Jeremiah’s body was discovered along a highway last month. Relatives said the Fitchburg boy hadn’t been seen since September but police weren’t told he was missing until December.
The league concluded that while there is significant evidence some DCF staff didn’t do their jobs, "there is not evidence that DCF’s actions and failures caused Jeremiah’s death or that DCF could have prevented the tragic outcome."
"We’re not saying the department is off the hook, what we are saying is there is not enough evidence that the department is on the hook," said CWLA official Linda Spears. She said the department failed Jeremiah and his family.
The boy’s mother and her boyfriend have been charged with kidnapping and assault and have pleaded not guilty. Three DCF employees were fired and a fourth disciplined after a state investigation revealed missed social worker visits and other failed opportunities to engage with the family.
In its report, the league said DCF is understaffed and its policies and protocols largely out-of-date resulting in inconsistent handling of cases across regional offices. The report also said DCF is serving more children than at any time in the past two decades and that current caseload outstrips the capacity of the workforce.

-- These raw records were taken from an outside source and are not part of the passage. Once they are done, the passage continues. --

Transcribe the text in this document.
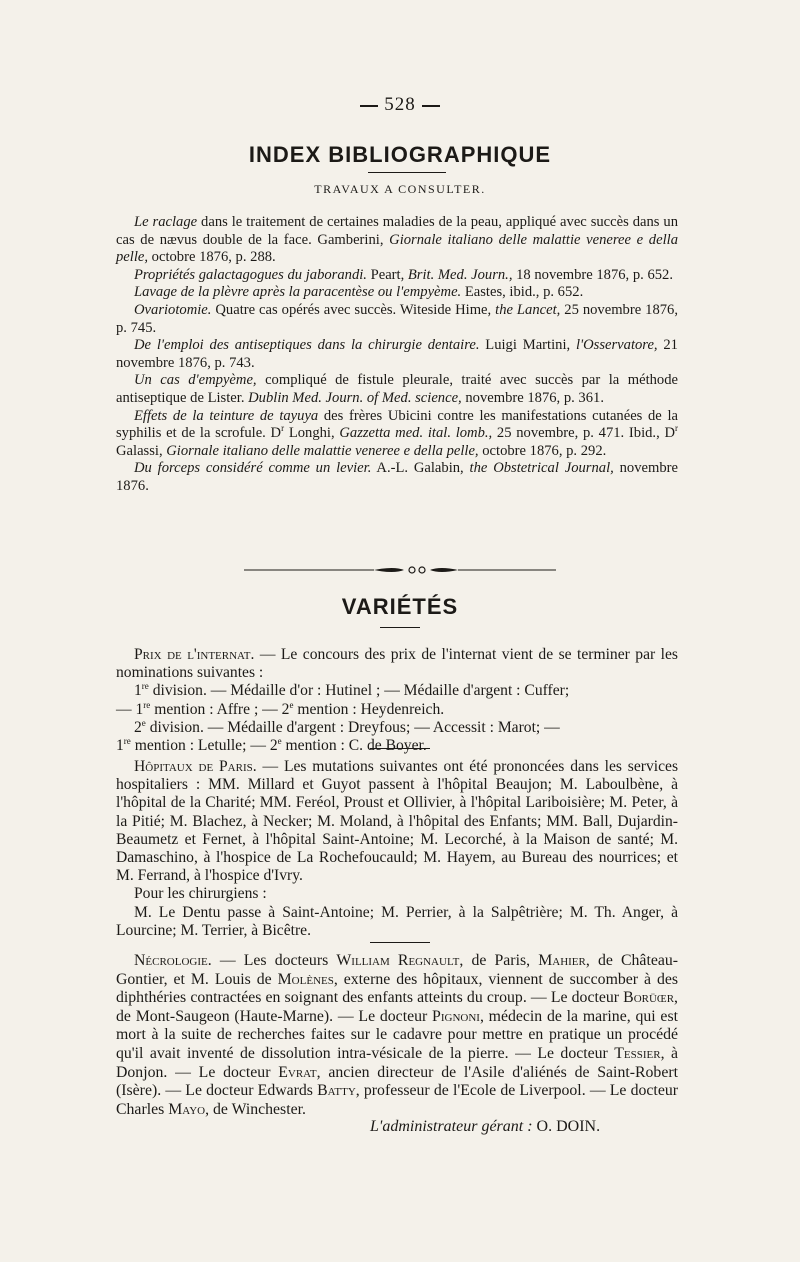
528
INDEX BIBLIOGRAPHIQUE
TRAVAUX A CONSULTER.

Le raclage dans le traitement de certaines maladies de la peau, appliqué avec succès dans un cas de nævus double de la face. Gamberini, Giornale italiano delle malattie veneree e della pelle, octobre 1876, p. 288.

Propriétés galactagogues du jaborandi. Peart, Brit. Med. Journ., 18 novembre 1876, p. 652.

Lavage de la plèvre après la paracentèse ou l'empyème. Eastes, ibid., p. 652.

Ovariotomie. Quatre cas opérés avec succès. Witeside Hime, the Lancet, 25 novembre 1876, p. 745.

De l'emploi des antiseptiques dans la chirurgie dentaire. Luigi Martini, l'Osservatore, 21 novembre 1876, p. 743.

Un cas d'empyème, compliqué de fistule pleurale, traité avec succès par la méthode antiseptique de Lister. Dublin Med. Journ. of Med. science, novembre 1876, p. 361.

Effets de la teinture de tayuya des frères Ubicini contre les manifestations cutanées de la syphilis et de la scrofule. $D^r$ Longhi, Gazzetta med. ital. lomb., 25 novembre, p. 471. Ibid., $D^r$ Galassi, Giornale italiano delle malattie veneree e della pelle, octobre 1876, p. 292.

Du forceps considéré comme un levier. A.-L. Galabin, the Obstetrical Journal, novembre 1876.

VARIÉTÉS

Prix de l'internat. — Le concours des prix de l'internat vient de se terminer par les nominations suivantes :

1re division. — Médaille d'or : Hutinel ; — Médaille d'argent : Cuffer;

— 1re mention : Affre ; — 2e mention : Heydenreich.

2e division. — Médaille d'argent : Dreyfous; — Accessit : Marot; —

1re mention : Letulle; — 2e mention : C. de Boyer.

Hôpitaux de Paris. — Les mutations suivantes ont été prononcées dans les services hospitaliers : MM. Millard et Guyot passent à l'hôpital Beaujon; M. Laboulbène, à l'hôpital de la Charité; MM. Feréol, Proust et Ollivier, à l'hôpital Lariboisière; M. Peter, à la Pitié; M. Blachez, à Necker; M. Moland, à l'hôpital des Enfants; MM. Ball, Dujardin-Beaumetz et Fernet, à l'hôpital Saint-Antoine; M. Lecorché, à la Maison de santé; M. Damaschino, à l'hospice de La Rochefoucauld; M. Hayem, au Bureau des nourrices; et M. Ferrand, à l'hospice d'Ivry.

Pour les chirurgiens :

M. Le Dentu passe à Saint-Antoine; M. Perrier, à la Salpêtrière; M. Th. Anger, à Lourcine; M. Terrier, à Bicêtre.

Nécrologie. — Les docteurs William Regnault, de Paris, Mahier, de Château-Gontier, et M. Louis de Molènes, externe des hôpitaux, viennent de succomber à des diphthéries contractées en soignant des enfants atteints du croup. — Le docteur Borüœr, de Mont-Saugeon (Haute-Marne). — Le docteur Pignoni, médecin de la marine, qui est mort à la suite de recherches faites sur le cadavre pour mettre en pratique un procédé qu'il avait inventé de dissolution intra-vésicale de la pierre. — Le docteur Tessier, à Donjon. — Le docteur Evrat, ancien directeur de l'Asile d'aliénés de Saint-Robert (Isère). — Le docteur Edwards Batty, professeur de l'Ecole de Liverpool. — Le docteur Charles Mayo, de Winchester.

L'administrateur gérant : O. DOIN.
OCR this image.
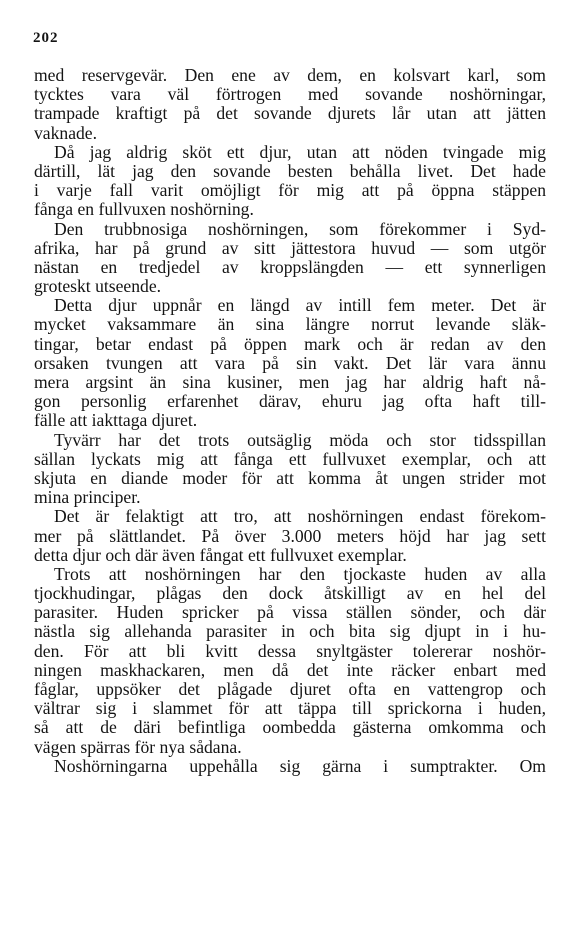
202
med reservgevär. Den ene av dem, en kolsvart karl, som
tycktes vara väl förtrogen med sovande noshörningar,
trampade kraftigt på det sovande djurets lår utan att jätten
vaknade.
Då jag aldrig sköt ett djur, utan att nöden tvingade mig
därtill, lät jag den sovande besten behålla livet. Det hade
i varje fall varit omöjligt för mig att på öppna stäppen
fånga en fullvuxen noshörning.
Den trubbnosiga noshörningen, som förekommer i Syd-
afrika, har på grund av sitt jättestora huvud — som utgör
nästan en tredjedel av kroppslängden — ett synnerligen
groteskt utseende.
Detta djur uppnår en längd av intill fem meter. Det är
mycket vaksammare än sina längre norrut levande släk-
tingar, betar endast på öppen mark och är redan av den
orsaken tvungen att vara på sin vakt. Det lär vara ännu
mera argsint än sina kusiner, men jag har aldrig haft nå-
gon personlig erfarenhet därav, ehuru jag ofta haft till-
fälle att iakttaga djuret.
Tyvärr har det trots outsäglig möda och stor tidsspillan
sällan lyckats mig att fånga ett fullvuxet exemplar, och att
skjuta en diande moder för att komma åt ungen strider mot
mina principer.
Det är felaktigt att tro, att noshörningen endast förekom-
mer på slättlandet. På över 3.000 meters höjd har jag sett
detta djur och där även fångat ett fullvuxet exemplar.
Trots att noshörningen har den tjockaste huden av alla
tjockhudingar, plågas den dock åtskilligt av en hel del
parasiter. Huden spricker på vissa ställen sönder, och där
nästla sig allehanda parasiter in och bita sig djupt in i hu-
den. För att bli kvitt dessa snyltgäster tolererar noshör-
ningen maskhackaren, men då det inte räcker enbart med
fåglar, uppsöker det plågade djuret ofta en vattengrop och
vältrar sig i slammet för att täppa till sprickorna i huden,
så att de däri befintliga oombedda gästerna omkomma och
vägen spärras för nya sådana.
Noshörningarna uppehålla sig gärna i sumptrakter. Om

Secretary of Health and Human Services John Polanowicz said the administration has set a goal of 15 cases per social worker. The current ratio is just under 20 cases per worker. Polanowicz said an additional 200 workers have been hired since January, but with retirements and other staff reductions the net gain has been about 90 social workers.

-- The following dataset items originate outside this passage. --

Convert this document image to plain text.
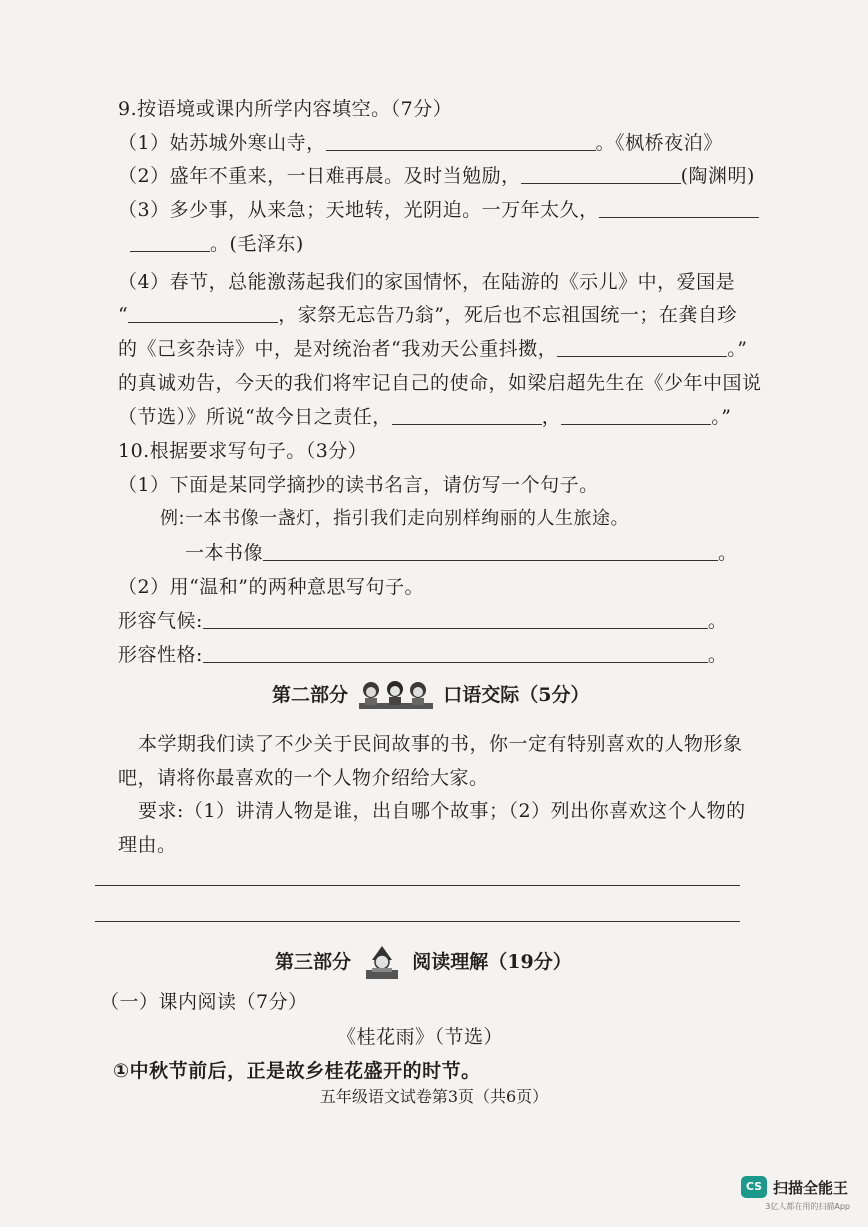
9.按语境或课内所学内容填空。（7分）
（1）姑苏城外寒山寺，	。《枫桥夜泊》
（2）盛年不重来，一日难再晨。及时当勉励，	(陶渊明)
（3）多少事，从来急；天地转，光阴迫。一万年太久，
。(毛泽东)
（4）春节，总能激荡起我们的家国情怀，在陆游的《示儿》中，爱国是
“	，家祭无忘告乃翁”，死后也不忘祖国统一；在龚自珍
的《己亥杂诗》中，是对统治者“我劝天公重抖擞，	。”
的真诚劝告，今天的我们将牢记自己的使命，如梁启超先生在《少年中国说
（节选）》所说“故今日之责任，	，	。”
10.根据要求写句子。（3分）
（1）下面是某同学摘抄的读书名言，请仿写一个句子。
例:一本书像一盏灯，指引我们走向别样绚丽的人生旅途。
一本书像	。
（2）用“温和”的两种意思写句子。
形容气候:	。
形容性格:	。
第二部分	口语交际（5分）
本学期我们读了不少关于民间故事的书，你一定有特别喜欢的人物形象
吧，请将你最喜欢的一个人物介绍给大家。
要求:（1）讲清人物是谁，出自哪个故事；（2）列出你喜欢这个人物的
理由。
第三部分	阅读理解（19分）
（一）课内阅读（7分）
《桂花雨》（节选）
①中秋节前后，正是故乡桂花盛开的时节。
五年级语文试卷第3页（共6页）
CS 扫描全能王
3亿人都在用的扫描App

The league made several recommendations including giving social workers in the field access to smartphones. Polanowicz said the state is providing 2,000 computer tablets to social workers to let them check their email and access other online information.
Gov Deval Patrick has asked for an additional $9.2 million to hire more DCF workers and improve technology in his state budget request for the fiscal year that begins July 1. House and Senate versions of the budget have added to that number. A final budget is still being hammered out.
Polanowicz said the report cost the state $150,000.
Former Commissioner Olga Roche resigned under pressure from lawmakers last month after the deaths of two other children who were being monitored by state child welfare officials.
Spears said the challenges facing the agency are more endemic than a single individual.
Polanowicz said a search is continuing to replace Roche and that interim DCF Commissioner Erin Deveney is included in that search.